4In case of correlation effect sizes or two-sample designs with equal groups, “precision x or larger” may also be replaced by “sample size x or larger”.

5Note that discarding 90% of the studies of the meta-analysis may also yield biased average effect size estimates in case of heterogeneous true effect size and negatively affect estimation of the between-study variance.

6For testing the hypothesis of a zero true effect size and extreme publication bias we need the sampling distribution of the effect size under these conditions. The meta-plot presents the expected value of this distribution (by the black stars) but not its variance. The variance of this distribution can be shown to be (usually much) smaller than the variance of the estimated effect size that is used in the calculation of the CI 95 presented in the meta-plot. The reason is that the variance of an individual effect size is now only calculated over that 2.5% of the sampling distribution that exceeds the critical value or statistical significance threshold, rather than of the complete sampling distribution. Consequently, CI95 presented in the meta-plot is (usually much) wider than that derived from a zero true effect size in combination with extreme publication bias. Hence, one can safely reject the hypothesis of a zero true effect size and extreme publication bias when the CI95 does not contain the dashed line because the actual CI 95 is smaller (i.e., the two-tailed p-value of the test is certainly lower than .05). As a final note, we could also have implemented the appropriate test of the null-hypothesis of a zero true effect size and extreme publication bias as the variance of the sampling distribution can be analytically derived, but we chose not to do so as our goal was to provide a descriptive tool and because this particular null-hypothesis is non-standard.
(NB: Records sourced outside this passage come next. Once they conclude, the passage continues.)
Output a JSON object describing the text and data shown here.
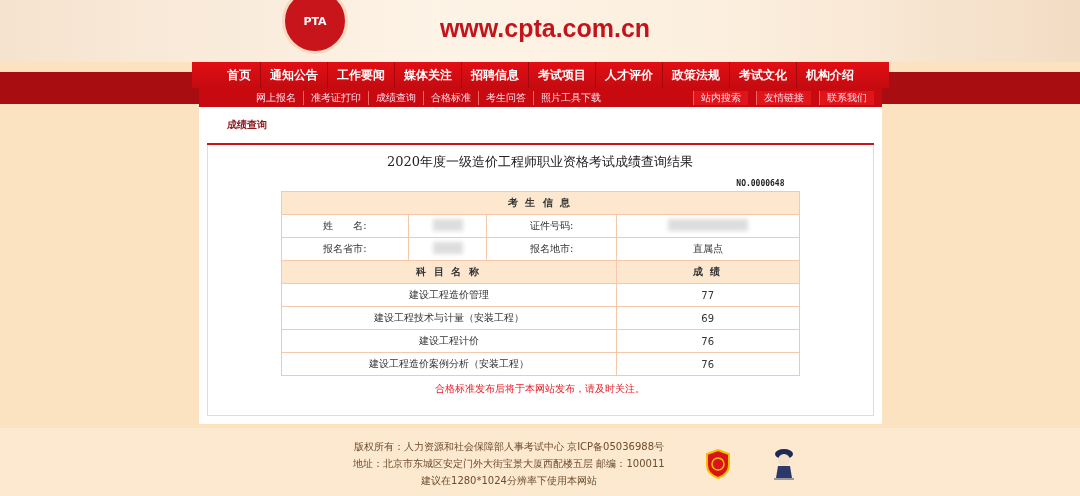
{
  "header": {
    "logo_text": "PTA",
    "url": "www.cpta.com.cn"
  },
  "main_nav": [
    {
      "label": "首页"
    },
    {
      "label": "通知公告"
    },
    {
      "label": "工作要闻"
    },
    {
      "label": "媒体关注"
    },
    {
      "label": "招聘信息"
    },
    {
      "label": "考试项目"
    },
    {
      "label": "人才评价"
    },
    {
      "label": "政策法规"
    },
    {
      "label": "考试文化"
    },
    {
      "label": "机构介绍"
    }
  ],
  "sub_nav": [
    {
      "label": "网上报名"
    },
    {
      "label": "准考证打印"
    },
    {
      "label": "成绩查询"
    },
    {
      "label": "合格标准"
    },
    {
      "label": "考生问答"
    },
    {
      "label": "照片工具下载"
    }
  ],
  "quick_links": [
    {
      "label": "站内搜索"
    },
    {
      "label": "友情链接"
    },
    {
      "label": "联系我们"
    }
  ],
  "section_title": "成绩查询",
  "result": {
    "title": "2020年度一级造价工程师职业资格考试成绩查询结果",
    "number": "NO.0000648",
    "info_heading": "考 生 信 息",
    "info_rows": [
      [
        {
          "label": "姓　　名:"
        },
        {
          "label": "证件号码:"
        }
      ],
      [
        {
          "label": "报名省市:"
        },
        {
          "label": "报名地市:",
          "value": "直属点"
        }
      ]
    ],
    "score_columns": [
      "科 目 名 称",
      "成 绩"
    ],
    "scores": [
      {
        "subject": "建设工程造价管理",
        "score": "77"
      },
      {
        "subject": "建设工程技术与计量（安装工程）",
        "score": "69"
      },
      {
        "subject": "建设工程计价",
        "score": "76"
      },
      {
        "subject": "建设工程造价案例分析（安装工程）",
        "score": "76"
      }
    ],
    "notice": "合格标准发布后将于本网站发布，请及时关注。"
  },
  "footer": {
    "lines": [
      "版权所有：人力资源和社会保障部人事考试中心  京ICP备05036988号",
      "地址：北京市东城区安定门外大街宝景大厦西配楼五层  邮编：100011",
      "建议在1280*1024分辨率下使用本网站"
    ]
  }
}
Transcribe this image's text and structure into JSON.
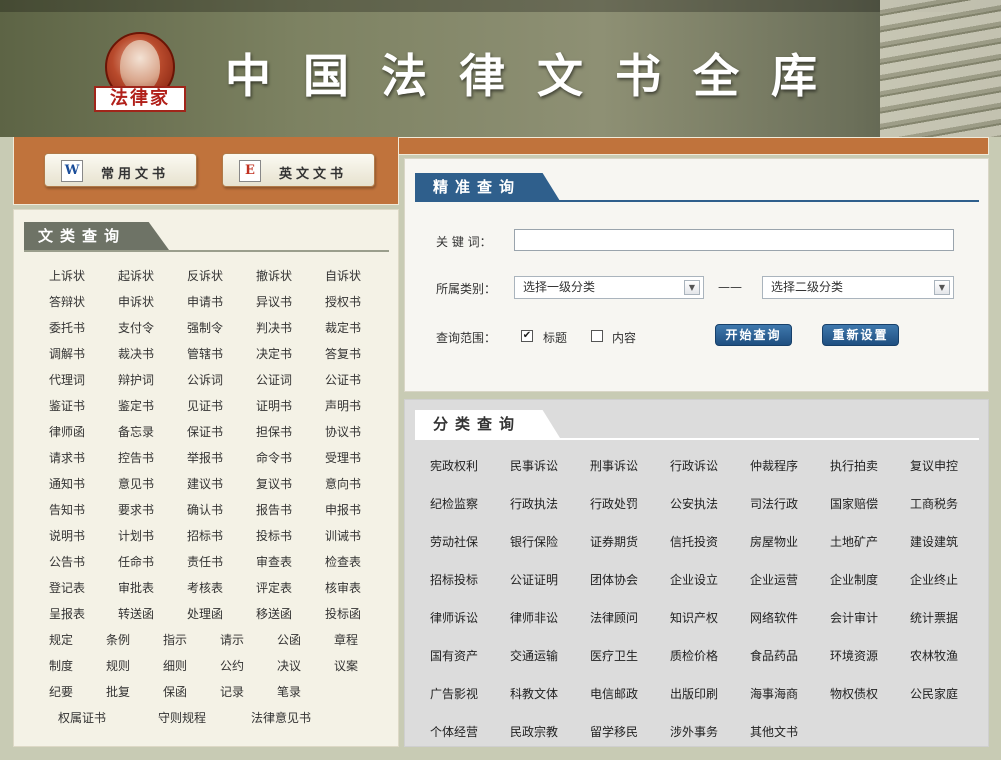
{
  "header": {
    "logo_text": "法律家",
    "title": "中国法律文书全库"
  },
  "buttons": {
    "common": {
      "icon": "W",
      "label": "常用文书"
    },
    "english": {
      "icon": "E",
      "label": "英文文书"
    }
  },
  "left_panel": {
    "tab_label": "文类查询",
    "grid_items": [
      "上诉状",
      "起诉状",
      "反诉状",
      "撤诉状",
      "自诉状",
      "答辩状",
      "申诉状",
      "申请书",
      "异议书",
      "授权书",
      "委托书",
      "支付令",
      "强制令",
      "判决书",
      "裁定书",
      "调解书",
      "裁决书",
      "管辖书",
      "决定书",
      "答复书",
      "代理词",
      "辩护词",
      "公诉词",
      "公证词",
      "公证书",
      "鉴证书",
      "鉴定书",
      "见证书",
      "证明书",
      "声明书",
      "律师函",
      "备忘录",
      "保证书",
      "担保书",
      "协议书",
      "请求书",
      "控告书",
      "举报书",
      "命令书",
      "受理书",
      "通知书",
      "意见书",
      "建议书",
      "复议书",
      "意向书",
      "告知书",
      "要求书",
      "确认书",
      "报告书",
      "申报书",
      "说明书",
      "计划书",
      "招标书",
      "投标书",
      "训诫书",
      "公告书",
      "任命书",
      "责任书",
      "审查表",
      "检查表",
      "登记表",
      "审批表",
      "考核表",
      "评定表",
      "核审表",
      "呈报表",
      "转送函",
      "处理函",
      "移送函",
      "投标函"
    ],
    "row_items": [
      [
        "规定",
        "条例",
        "指示",
        "请示",
        "公函",
        "章程"
      ],
      [
        "制度",
        "规则",
        "细则",
        "公约",
        "决议",
        "议案"
      ],
      [
        "纪要",
        "批复",
        "保函",
        "记录",
        "笔录"
      ]
    ],
    "last_row": [
      "权属证书",
      "守则规程",
      "法律意见书"
    ]
  },
  "precise_search": {
    "tab_label": "精准查询",
    "keyword_label": "关 键 词：",
    "keyword_value": "",
    "category_label": "所属类别：",
    "select1": "选择一级分类",
    "select2": "选择二级分类",
    "separator": "——",
    "scope_label": "查询范围：",
    "scope_title": "标题",
    "scope_title_checked": "✔",
    "scope_content": "内容",
    "search_button": "开始查询",
    "reset_button": "重新设置"
  },
  "class_search": {
    "tab_label": "分类查询",
    "items": [
      "宪政权利",
      "民事诉讼",
      "刑事诉讼",
      "行政诉讼",
      "仲裁程序",
      "执行拍卖",
      "复议申控",
      "纪检监察",
      "行政执法",
      "行政处罚",
      "公安执法",
      "司法行政",
      "国家赔偿",
      "工商税务",
      "劳动社保",
      "银行保险",
      "证券期货",
      "信托投资",
      "房屋物业",
      "土地矿产",
      "建设建筑",
      "招标投标",
      "公证证明",
      "团体协会",
      "企业设立",
      "企业运营",
      "企业制度",
      "企业终止",
      "律师诉讼",
      "律师非讼",
      "法律顾问",
      "知识产权",
      "网络软件",
      "会计审计",
      "统计票据",
      "国有资产",
      "交通运输",
      "医疗卫生",
      "质检价格",
      "食品药品",
      "环境资源",
      "农林牧渔",
      "广告影视",
      "科教文体",
      "电信邮政",
      "出版印刷",
      "海事海商",
      "物权债权",
      "公民家庭",
      "个体经营",
      "民政宗教",
      "留学移民",
      "涉外事务",
      "其他文书"
    ]
  }
}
7As the calculation of black stars assumes that all studies are statistically significant, it is not fair to compare the expected value of the effect size assuming statistical significance (black stars) to the average effect size based on a set of studies where many are nonsignificant. That is, when the true effect size is small and publication bias is weak, the average effect size may be lower than the black stars, falsely suggesting that there may be publication bias. Hence, the meta-plot only compares the black stars to results of meta-analyses with a reasonably high proportion of statistically non-significant studies. The percentage of 80 allows for 0, 1, 2 (etc.) non-significant studies in a meta-analysis containing 2–4, 5–9, 10–14 (etc.) studies, respectively.